X ray erect abdomen was able to diagnose hollow viscus perforation in more than 85% of our patients. Regarding treatment, exploratory laparotomy, drainage of septic peritoneal fluid and wound saline lavage are very important. Prophylactic antibiotics are required. Simple closure is usually adequate for single perforation of the small intestine. In our study various surgical techniques were performed, though mortality and morbidity remained high and most dreaded complication being anastamotic leak and wound dehiscence. Simple closure of the perforation was the commonly used technique for gastric, duodenal and jejunal perforations, for single perforation with minimum contamination of the peritoneum. And for multiple perforations of jejunum, close to each other, we preferred resection and anastomosis in our set up. In toxic and moribund patients with grossly contaminated peritoneum a temporary ileostomy was opted. Though the maintainance postoperatively was cumbersome and required a second surgery, this technique showed good results in the patient’s wellbeing postoperatively, and were allowed oral feeds early, and discharged early in our study. Resection and anastomosis carried high morbidity and mortality in our study.

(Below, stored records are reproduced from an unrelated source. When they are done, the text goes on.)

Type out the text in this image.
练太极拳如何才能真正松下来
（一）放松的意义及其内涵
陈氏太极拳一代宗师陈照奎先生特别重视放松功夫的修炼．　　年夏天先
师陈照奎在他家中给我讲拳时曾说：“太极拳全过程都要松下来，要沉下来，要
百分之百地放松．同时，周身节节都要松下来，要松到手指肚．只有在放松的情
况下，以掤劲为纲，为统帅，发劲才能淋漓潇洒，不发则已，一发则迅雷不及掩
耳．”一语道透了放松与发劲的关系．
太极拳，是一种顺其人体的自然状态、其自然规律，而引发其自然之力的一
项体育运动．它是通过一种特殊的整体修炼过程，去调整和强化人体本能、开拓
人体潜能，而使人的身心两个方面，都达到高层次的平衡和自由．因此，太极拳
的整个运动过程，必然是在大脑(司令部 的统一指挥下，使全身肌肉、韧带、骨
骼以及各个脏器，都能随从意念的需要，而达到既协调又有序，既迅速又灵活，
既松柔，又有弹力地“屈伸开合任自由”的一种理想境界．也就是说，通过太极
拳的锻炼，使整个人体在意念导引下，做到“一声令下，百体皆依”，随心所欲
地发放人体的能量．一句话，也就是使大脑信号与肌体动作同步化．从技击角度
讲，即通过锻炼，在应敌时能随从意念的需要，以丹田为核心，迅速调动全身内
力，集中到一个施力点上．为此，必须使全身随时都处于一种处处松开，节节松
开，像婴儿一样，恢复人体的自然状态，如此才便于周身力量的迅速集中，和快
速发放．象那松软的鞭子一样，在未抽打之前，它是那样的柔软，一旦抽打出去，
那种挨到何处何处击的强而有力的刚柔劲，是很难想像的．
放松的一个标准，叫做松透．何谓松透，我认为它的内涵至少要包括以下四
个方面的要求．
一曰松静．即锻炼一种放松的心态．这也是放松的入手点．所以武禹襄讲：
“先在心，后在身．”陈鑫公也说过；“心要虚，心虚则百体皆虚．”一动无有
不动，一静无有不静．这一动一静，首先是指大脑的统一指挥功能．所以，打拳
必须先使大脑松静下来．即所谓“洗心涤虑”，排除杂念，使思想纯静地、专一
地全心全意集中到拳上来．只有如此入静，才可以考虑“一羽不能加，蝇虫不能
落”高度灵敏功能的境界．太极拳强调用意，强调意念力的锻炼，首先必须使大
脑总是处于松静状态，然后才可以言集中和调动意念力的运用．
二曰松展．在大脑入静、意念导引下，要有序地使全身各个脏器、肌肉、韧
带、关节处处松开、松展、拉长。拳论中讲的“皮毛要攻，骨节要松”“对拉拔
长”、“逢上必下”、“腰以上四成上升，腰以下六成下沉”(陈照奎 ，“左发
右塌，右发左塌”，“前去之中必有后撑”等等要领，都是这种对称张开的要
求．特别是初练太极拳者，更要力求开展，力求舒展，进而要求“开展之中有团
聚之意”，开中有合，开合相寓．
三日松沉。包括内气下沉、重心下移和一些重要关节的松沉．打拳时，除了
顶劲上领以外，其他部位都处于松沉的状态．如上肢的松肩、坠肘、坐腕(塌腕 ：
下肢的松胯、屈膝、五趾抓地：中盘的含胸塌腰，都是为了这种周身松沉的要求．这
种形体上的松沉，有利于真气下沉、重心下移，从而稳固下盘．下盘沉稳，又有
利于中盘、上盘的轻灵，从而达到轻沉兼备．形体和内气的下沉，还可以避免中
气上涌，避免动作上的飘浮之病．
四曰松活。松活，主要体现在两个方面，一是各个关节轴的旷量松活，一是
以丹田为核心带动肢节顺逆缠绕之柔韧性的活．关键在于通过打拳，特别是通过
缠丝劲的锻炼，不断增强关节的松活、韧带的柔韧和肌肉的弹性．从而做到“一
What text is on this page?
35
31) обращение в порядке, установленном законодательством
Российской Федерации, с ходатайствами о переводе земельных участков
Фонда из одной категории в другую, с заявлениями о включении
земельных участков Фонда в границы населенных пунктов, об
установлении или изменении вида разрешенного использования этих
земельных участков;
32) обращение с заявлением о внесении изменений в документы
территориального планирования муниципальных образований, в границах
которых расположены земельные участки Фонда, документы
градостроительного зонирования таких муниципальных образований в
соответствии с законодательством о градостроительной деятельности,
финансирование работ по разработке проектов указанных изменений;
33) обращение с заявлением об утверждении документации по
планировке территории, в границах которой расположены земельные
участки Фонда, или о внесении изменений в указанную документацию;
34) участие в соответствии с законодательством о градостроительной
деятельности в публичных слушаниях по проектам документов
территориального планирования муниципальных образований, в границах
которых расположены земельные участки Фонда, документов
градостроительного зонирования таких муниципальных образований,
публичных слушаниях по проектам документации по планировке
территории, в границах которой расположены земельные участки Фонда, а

There is clear evidence supporting primary repair in colorectal injuries [24]. However in our set up management of colorectal injuries was in favour of a loop colostomy for diversion in view of the faecal contamination of the peritoneal cavity (6 of 7 cases). One sigmoid colon injury was repaired primarily. One patient of caecal injury expired while all others survived. There is universal agreement regarding the need for complete diversion of the faecal stream with colorectal injuries involving all layers. For extensive rectal injuries Hartmann’s procedure is recommended [25]. The mortality in this series was 12.7%. Mortality rates quoted from blunt intestinal trauma range from 10-30% [25]. Reports have shown that mortality increases with the number of associated injuries [11].
In conclusion,in most cases of hollow viscus injury due to blunt abdominal trauma, presence of signs of peritonitis with obliteration of liver dullness supported by plain X-ray abdomen in erect posture are diagnostic and exploration is mandatory. Time scale of surgical intervention is important prognostic factor. It is interesting to note that most of the hemodynamically stable patients of solid viscera injury are managed conservatively, while rarely in hollow viscus injury. Follow up of a suspected case of hollow viscus injury is more clinical than imaging based even in hemodynamically stable patients.
Conflict of Interest: None declared.